Monday, January 31, 2011


I was thinking about going to CVS to pick up our prescriptions when I decided to side-swipe a moving vehicle in the parking lot of Jacob's daycare. Apparently I was texting because my head was down. But I wasn't. I don't text. If my head was down, I was probably asleep because Matthew decided to wake me up at 4 am this morning. I don't know where my head was. A little paint off the front bumper to match the rear bumper after parking at Hasbro Children's Hospital in October...

Jacob said hep today as opposed to heh for help. And he is bringing the syllables oh and pen oh so close together to say open. We have been working on this word for months and months. He is also saying buhbroh (shovel) because he likes to clear snow from the driveway with all of us.

Tomorrow? I can't wait.

Thursday, January 27, 2011

"Hope in One Hemisphere"

Reprieve. Not since before Jacob was 7 months old. But the past few weeks have been different. Desperation is replaced with laughter. Fear and anxiety are diminished. Jacob is thriving. Since surgery, he is initiating the words hi, owee, mommy, daddy, brubru (brother), maymay (mayonnaise), tehteeh (thank you), baah (sheep), yup, and up. He used to say puh for up and bah bah for bye bye but after surgery he is even annunciating the words. At this time last year, my goal was for him to say mama. My goal for this year is for him to combine words and to annunciate all of his words.

About a week ago, I had the sick to my stomach feeling when I observed over the course of a few days that his eyes were just not right. Even though his EEG in Boston showed no epileptic activity, Jacob had a 72-hour EEG shortly after his Infantile Spasms that showed no epileptic activity but he was having seizures. His neurologist said that they may have been coming from "deeper structures".

I am hoping that if I did see seizures that they are remnants from a healthy brain picking up the pieces. Otherwise, why have children remain on anti-seizure medication for 6 months to a year after surgery if there is no epileptic activity? The naughty tissue in the left hemisphere worked tirelessly to dominate the rest of his brain for so long. And when I studied the EEG in Boston and thought the tissue in the left hemisphere was producing pathetic electrical discharges, I was wrong. The tissue is pretty angry in isolation.

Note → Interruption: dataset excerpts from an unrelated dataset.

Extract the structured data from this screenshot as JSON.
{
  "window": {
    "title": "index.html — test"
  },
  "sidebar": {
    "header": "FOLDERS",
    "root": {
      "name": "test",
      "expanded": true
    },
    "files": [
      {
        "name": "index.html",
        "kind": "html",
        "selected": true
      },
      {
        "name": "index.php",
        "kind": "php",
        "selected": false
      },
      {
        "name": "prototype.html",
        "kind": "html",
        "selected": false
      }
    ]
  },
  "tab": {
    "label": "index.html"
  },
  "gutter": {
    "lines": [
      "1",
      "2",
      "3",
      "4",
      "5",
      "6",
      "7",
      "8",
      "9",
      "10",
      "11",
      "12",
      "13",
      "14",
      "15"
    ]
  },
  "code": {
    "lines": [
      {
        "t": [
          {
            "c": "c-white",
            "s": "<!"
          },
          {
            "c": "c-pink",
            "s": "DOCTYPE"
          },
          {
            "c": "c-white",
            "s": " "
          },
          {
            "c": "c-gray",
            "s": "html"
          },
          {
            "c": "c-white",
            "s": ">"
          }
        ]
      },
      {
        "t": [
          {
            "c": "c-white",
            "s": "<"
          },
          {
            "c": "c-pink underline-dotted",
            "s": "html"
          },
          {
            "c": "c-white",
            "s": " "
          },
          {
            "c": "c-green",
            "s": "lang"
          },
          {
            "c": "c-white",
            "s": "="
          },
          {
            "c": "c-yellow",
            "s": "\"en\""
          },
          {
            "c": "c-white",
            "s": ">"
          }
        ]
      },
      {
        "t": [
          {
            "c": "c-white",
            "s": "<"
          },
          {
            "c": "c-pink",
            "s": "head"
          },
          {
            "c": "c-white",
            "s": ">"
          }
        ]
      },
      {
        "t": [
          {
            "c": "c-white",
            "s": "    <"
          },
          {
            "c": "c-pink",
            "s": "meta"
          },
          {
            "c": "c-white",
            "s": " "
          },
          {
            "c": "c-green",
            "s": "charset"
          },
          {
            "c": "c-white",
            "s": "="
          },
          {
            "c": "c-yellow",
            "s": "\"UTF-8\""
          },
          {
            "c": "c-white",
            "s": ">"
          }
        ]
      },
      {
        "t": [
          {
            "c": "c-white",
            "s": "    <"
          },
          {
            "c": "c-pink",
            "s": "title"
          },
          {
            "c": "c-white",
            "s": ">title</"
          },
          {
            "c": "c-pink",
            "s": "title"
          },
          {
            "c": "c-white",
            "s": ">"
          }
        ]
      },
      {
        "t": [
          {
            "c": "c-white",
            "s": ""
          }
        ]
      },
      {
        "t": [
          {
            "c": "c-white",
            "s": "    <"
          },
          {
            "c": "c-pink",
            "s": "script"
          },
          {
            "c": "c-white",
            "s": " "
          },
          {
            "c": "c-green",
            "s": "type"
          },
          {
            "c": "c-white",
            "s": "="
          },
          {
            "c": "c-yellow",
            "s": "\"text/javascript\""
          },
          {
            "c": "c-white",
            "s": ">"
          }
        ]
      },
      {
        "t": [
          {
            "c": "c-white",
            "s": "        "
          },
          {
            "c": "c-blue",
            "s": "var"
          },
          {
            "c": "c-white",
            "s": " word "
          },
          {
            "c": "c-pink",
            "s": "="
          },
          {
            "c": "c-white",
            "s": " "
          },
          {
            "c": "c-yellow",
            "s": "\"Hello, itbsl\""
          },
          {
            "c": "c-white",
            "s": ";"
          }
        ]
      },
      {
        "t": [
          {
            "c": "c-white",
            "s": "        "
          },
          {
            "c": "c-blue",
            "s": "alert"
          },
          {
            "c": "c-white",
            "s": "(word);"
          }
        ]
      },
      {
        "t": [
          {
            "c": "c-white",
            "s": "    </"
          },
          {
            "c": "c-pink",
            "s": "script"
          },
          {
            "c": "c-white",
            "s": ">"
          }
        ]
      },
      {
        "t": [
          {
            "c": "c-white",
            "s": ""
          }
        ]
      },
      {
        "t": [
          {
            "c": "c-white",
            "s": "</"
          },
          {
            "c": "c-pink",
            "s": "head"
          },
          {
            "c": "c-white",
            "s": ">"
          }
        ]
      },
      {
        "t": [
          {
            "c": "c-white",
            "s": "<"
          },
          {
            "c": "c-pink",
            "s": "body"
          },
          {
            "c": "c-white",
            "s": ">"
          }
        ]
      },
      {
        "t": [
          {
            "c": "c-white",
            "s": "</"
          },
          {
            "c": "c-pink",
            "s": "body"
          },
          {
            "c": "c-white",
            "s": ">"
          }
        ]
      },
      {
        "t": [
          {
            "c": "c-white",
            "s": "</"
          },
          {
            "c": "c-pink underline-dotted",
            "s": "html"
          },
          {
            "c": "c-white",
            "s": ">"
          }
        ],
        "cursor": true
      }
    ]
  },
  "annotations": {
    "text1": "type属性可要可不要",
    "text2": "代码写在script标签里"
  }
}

Jacob's surgery was over a month ago. If not for his scabby incision, who would ever know? His recovery is fascinating to me. One half of a brain for all of this boy. No regrets.

Friday, January 21, 2011

Snow Day at Daycare

Constraint III

Jacob will begin Constraint Therapy III on February 21st. Since we both have missed so much work this year, we decided to have Jacob's therapy at daycare. He will have a constant companion throughout the day and will be in an environment that he loves. When we were home with him during therapy, we had to escape to the kitchen or the garage. Otherwise he would call for us all day so we think this will be ideal for him.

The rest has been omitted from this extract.